The theatre sprung to life in 1992, according to their website, and has produced over 2,100 shows since then. On this cold Thursday evening in January, I was ushered down the stairs to sub-Brüka— a cozy basement room that undoubtedly holds the ability to transform into anywhere imaginable.
Mary Bennett, the Producing Artistic Director and an actor at Brüka, greeted me with a smile and a piece of paper. “When I say this number, can you say this?” Bennett asked me. The pink note card read: ‘525924. Track 7 on every great record.’
“Sure,” I replied, taking the note. Feeling special, and confused.
Every Brilliant Thing was originally written by English playwright Duncan Macmillan, and performed by stand-up comedian Johnny Donahoe. At the outset, it appears to be a one-man show— but that is not the case at all.
In his first performances, Donahoe would call on various unwitting audience members to take on the roles of supporting characters. Submerging folks fully into the story this way, audience participation became an integral piece of performing Macmillan’s play.
In the Brüka Theatre, I watched Bennett greet every guest that came in after me with a similar smile, note card, and request. My feelings of being special were replaced by something even better— excitement.
Eventually the lights brightened over the set and the audience grew silent. Bennett started with a small, smooth voice: “The list began after her first attempt. A list of everything brilliant in the world. Everything worth living for.”
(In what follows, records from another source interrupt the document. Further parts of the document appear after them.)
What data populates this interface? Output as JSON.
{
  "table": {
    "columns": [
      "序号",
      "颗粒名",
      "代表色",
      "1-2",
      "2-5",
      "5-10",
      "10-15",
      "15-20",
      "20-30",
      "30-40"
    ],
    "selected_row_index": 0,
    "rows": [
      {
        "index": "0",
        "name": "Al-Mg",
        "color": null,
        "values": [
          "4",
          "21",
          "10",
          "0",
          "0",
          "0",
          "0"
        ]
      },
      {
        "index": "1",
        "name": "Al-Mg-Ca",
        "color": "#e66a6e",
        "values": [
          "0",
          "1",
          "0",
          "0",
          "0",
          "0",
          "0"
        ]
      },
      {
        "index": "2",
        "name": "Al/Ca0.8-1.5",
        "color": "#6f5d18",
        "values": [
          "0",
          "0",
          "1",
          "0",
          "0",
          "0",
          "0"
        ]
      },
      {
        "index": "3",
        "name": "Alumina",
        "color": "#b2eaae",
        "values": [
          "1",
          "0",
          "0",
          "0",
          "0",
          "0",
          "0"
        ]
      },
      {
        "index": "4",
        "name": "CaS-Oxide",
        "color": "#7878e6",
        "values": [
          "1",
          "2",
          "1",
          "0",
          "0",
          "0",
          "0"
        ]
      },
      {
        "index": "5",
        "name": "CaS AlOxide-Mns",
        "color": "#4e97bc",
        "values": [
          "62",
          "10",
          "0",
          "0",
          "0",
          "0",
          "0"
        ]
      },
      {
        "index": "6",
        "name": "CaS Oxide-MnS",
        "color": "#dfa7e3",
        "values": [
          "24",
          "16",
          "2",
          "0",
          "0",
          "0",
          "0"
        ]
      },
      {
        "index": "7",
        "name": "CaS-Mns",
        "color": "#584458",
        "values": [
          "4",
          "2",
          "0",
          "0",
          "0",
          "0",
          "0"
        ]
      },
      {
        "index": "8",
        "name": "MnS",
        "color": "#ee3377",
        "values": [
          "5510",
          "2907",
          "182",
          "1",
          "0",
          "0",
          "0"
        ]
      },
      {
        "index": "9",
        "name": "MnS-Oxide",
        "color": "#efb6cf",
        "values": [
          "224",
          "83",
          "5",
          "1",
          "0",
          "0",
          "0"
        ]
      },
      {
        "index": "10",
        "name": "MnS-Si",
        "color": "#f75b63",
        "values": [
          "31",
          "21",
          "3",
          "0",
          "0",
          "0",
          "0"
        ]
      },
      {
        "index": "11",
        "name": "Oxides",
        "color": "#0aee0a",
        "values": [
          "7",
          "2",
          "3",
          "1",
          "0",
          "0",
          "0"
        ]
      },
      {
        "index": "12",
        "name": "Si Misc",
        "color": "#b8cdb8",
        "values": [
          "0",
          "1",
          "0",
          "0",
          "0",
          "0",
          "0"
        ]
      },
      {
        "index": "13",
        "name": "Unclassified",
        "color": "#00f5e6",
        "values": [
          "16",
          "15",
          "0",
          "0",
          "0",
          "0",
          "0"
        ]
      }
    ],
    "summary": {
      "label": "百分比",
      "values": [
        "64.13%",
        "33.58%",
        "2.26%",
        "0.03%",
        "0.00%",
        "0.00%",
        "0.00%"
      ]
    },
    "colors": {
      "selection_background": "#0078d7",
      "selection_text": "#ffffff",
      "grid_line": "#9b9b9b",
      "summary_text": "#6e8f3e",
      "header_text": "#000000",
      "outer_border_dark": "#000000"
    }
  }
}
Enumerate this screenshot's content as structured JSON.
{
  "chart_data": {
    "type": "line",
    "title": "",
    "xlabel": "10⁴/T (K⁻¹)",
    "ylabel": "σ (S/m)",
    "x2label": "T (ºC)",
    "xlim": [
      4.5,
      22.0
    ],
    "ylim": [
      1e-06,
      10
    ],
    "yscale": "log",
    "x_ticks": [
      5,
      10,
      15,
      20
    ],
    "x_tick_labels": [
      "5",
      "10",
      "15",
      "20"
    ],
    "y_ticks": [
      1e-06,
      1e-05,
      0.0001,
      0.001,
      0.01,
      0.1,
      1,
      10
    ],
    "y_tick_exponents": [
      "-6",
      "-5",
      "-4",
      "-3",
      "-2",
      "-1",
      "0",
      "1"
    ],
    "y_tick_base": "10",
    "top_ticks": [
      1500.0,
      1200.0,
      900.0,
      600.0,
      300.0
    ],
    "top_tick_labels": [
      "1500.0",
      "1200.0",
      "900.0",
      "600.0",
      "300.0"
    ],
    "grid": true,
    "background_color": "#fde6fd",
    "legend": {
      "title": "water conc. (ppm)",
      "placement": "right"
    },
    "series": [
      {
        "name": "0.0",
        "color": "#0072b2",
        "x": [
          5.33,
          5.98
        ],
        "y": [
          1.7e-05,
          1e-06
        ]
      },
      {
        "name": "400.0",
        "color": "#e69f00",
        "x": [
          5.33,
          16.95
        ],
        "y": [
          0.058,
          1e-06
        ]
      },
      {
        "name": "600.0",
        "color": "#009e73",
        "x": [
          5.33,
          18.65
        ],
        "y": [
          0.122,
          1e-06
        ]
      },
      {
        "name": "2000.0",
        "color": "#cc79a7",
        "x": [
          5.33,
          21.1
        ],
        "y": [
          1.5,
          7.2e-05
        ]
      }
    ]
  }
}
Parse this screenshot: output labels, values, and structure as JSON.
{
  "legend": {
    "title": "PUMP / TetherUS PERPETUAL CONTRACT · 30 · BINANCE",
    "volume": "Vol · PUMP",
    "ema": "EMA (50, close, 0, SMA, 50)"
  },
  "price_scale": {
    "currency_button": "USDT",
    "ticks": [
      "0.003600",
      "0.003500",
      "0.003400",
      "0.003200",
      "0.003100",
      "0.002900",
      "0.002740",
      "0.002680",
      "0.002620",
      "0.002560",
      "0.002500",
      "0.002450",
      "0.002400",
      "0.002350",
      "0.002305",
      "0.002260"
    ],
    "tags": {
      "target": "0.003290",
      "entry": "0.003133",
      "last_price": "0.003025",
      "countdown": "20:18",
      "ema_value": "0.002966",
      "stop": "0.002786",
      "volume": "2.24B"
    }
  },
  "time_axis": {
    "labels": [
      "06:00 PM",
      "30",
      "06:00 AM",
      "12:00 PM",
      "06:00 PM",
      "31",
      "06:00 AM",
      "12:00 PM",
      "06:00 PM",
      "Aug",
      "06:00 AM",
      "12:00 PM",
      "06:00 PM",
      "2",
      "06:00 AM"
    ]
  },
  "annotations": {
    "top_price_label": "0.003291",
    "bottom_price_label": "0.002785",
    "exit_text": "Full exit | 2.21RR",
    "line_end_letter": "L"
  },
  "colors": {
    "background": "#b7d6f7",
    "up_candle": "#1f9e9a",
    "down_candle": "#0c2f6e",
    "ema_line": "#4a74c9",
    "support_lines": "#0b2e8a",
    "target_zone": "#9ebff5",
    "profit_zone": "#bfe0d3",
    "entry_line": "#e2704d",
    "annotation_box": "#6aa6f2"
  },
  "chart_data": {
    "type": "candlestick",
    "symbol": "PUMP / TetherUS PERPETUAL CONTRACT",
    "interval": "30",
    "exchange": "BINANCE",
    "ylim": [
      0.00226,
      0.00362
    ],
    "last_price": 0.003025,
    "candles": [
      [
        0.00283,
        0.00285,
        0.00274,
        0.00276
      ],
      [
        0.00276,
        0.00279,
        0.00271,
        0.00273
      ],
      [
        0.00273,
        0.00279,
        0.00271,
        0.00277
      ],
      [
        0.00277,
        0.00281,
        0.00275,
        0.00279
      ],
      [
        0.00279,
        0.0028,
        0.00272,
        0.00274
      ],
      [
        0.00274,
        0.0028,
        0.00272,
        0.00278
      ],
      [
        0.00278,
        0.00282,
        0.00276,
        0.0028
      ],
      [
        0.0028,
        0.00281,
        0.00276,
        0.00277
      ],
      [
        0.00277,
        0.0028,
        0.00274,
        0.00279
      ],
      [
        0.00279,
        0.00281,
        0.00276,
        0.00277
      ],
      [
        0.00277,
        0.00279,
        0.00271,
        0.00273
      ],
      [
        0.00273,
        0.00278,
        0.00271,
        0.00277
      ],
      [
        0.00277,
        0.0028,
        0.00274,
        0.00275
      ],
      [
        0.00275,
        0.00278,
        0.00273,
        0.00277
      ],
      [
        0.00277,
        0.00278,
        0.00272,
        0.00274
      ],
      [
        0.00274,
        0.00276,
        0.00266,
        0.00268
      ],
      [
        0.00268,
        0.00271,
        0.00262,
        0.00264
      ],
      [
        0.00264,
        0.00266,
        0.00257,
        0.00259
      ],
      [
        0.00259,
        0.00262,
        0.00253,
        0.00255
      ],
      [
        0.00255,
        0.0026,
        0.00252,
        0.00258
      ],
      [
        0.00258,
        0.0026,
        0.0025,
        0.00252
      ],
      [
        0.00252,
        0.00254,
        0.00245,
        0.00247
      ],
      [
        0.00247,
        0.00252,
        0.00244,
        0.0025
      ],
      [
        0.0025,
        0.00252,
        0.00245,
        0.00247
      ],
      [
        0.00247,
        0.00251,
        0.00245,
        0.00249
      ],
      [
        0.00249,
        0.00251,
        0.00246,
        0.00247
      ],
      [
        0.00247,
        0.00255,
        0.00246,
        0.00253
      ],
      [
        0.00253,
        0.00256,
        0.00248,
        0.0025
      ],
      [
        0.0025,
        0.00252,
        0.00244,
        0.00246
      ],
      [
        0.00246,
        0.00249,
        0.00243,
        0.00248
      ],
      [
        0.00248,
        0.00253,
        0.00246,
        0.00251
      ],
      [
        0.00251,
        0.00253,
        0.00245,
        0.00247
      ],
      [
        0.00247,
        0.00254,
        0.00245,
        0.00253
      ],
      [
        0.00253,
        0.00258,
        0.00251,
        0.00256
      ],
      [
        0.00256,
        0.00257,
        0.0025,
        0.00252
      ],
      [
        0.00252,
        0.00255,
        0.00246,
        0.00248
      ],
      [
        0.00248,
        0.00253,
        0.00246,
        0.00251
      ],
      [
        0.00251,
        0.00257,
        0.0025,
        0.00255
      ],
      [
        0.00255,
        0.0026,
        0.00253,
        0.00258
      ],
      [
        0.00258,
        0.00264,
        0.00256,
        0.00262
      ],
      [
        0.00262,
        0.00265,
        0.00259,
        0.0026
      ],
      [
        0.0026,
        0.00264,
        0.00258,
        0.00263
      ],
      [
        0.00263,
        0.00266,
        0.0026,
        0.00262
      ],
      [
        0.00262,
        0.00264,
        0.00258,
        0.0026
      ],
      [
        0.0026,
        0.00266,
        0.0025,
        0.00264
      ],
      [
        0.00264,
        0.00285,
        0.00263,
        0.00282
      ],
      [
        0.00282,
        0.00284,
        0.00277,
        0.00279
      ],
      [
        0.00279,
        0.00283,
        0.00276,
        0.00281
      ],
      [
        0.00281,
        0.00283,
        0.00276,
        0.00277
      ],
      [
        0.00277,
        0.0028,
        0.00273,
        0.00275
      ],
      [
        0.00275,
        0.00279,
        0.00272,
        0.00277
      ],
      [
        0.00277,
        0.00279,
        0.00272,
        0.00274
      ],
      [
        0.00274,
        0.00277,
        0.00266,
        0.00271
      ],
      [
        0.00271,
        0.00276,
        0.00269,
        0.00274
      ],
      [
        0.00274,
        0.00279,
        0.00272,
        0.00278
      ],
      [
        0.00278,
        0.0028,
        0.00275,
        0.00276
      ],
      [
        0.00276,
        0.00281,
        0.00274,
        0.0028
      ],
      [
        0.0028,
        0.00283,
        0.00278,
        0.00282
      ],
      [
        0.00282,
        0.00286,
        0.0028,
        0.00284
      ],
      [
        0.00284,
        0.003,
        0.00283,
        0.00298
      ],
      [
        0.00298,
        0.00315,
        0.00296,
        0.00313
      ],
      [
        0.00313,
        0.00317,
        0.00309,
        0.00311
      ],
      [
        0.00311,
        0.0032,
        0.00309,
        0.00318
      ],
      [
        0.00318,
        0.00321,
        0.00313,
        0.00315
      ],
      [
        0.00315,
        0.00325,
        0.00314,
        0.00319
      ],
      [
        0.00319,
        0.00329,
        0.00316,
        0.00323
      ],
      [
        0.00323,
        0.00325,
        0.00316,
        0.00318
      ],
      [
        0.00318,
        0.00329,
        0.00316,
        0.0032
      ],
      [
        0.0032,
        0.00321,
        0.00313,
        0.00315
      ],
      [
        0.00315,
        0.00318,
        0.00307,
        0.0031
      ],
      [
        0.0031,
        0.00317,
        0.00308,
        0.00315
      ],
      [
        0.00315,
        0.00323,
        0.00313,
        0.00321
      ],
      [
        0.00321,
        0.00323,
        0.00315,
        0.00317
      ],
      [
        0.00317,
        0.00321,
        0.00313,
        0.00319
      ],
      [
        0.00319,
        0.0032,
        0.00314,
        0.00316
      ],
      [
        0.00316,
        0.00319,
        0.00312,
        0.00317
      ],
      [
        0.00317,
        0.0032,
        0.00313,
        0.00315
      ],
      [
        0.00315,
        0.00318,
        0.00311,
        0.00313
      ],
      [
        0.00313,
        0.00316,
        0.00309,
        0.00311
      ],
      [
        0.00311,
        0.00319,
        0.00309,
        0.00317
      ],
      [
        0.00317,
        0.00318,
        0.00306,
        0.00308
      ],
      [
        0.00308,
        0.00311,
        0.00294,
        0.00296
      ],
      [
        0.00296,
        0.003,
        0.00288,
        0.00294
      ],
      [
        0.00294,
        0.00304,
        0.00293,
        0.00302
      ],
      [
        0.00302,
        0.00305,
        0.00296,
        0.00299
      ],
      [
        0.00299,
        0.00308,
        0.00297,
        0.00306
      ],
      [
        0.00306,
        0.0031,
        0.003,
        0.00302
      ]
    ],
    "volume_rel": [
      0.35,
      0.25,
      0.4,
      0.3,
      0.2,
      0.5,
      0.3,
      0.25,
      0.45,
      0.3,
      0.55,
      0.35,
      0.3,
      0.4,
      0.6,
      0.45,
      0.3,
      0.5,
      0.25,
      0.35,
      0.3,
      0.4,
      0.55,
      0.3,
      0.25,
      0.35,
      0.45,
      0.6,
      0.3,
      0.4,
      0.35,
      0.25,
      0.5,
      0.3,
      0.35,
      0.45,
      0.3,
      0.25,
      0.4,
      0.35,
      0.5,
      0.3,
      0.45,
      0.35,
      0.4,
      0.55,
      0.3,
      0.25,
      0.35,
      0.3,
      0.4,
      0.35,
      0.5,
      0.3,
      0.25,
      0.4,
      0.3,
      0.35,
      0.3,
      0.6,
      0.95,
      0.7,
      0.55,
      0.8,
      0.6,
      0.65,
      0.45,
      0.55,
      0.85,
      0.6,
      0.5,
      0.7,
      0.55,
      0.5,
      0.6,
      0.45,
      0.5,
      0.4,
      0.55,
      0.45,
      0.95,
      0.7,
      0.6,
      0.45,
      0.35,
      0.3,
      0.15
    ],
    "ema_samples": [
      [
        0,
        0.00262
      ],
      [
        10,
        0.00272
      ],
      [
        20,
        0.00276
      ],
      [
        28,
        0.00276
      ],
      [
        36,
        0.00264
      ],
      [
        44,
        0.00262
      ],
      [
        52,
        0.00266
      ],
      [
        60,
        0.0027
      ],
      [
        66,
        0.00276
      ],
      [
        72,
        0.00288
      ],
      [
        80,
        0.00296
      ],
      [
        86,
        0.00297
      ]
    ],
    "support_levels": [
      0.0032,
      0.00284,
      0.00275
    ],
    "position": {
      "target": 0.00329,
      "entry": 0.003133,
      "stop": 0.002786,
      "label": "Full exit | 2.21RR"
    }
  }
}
“Number one,” says Bennet, lifting an eyebrow, looking up. Someone behind me in the audience enthusiastically shouts, “ice cream!”
Every Brilliant Thing is the hilarious and heartbreaking account of a person who grows up with a chronically depressed mother. Feeling guilty about their mother’s sadness, the narrator hurls “brilliant things” at her, in hopes of landing on something brilliant enough to beat out the bad thoughts.
The more their mother resists seeing and hearing of all her child’s brilliant things, the more desperate the child becomes— etching gratitudes inside cereal boxes, carving them into bread loaves. Anything that might give their mother a reason to live.
As the narrator grows older, goes to college, and falls in love, they’re introduced to their own depressive tendencies. The narrator ponders the undeniable link between their mother and their own self, and the list begins to serve a new purpose.
Bennett poured endless emotion into this performance, drawing many laughs and gasps (and at least one tear) from the audience. Not only were we invited to witness this story, we also had the opportunity to help create the story. The person sitting next to me, in fact, had a turn in the spotlight. They played the veterinarian who euthanized the narrator’s childhood dog, Sherlock Bones. And they crushed it.
\Every Brilliant Thing is wonderfully written, and Bennett was breath-taking. But the true magic of it came from the audience. As Bennett ran through sub-Brüka, breathing heavily with passion and high-fiving us all, there was a sense of connection in the little theatre.
There was no fourth wall break, because the fourth wall was never built. We experienced fiction, a performance— but it was real, too. It was life. We were all in it together, the connection was palpable. The lines were blurred and beautiful. And that feeling was one (of many) brilliant things.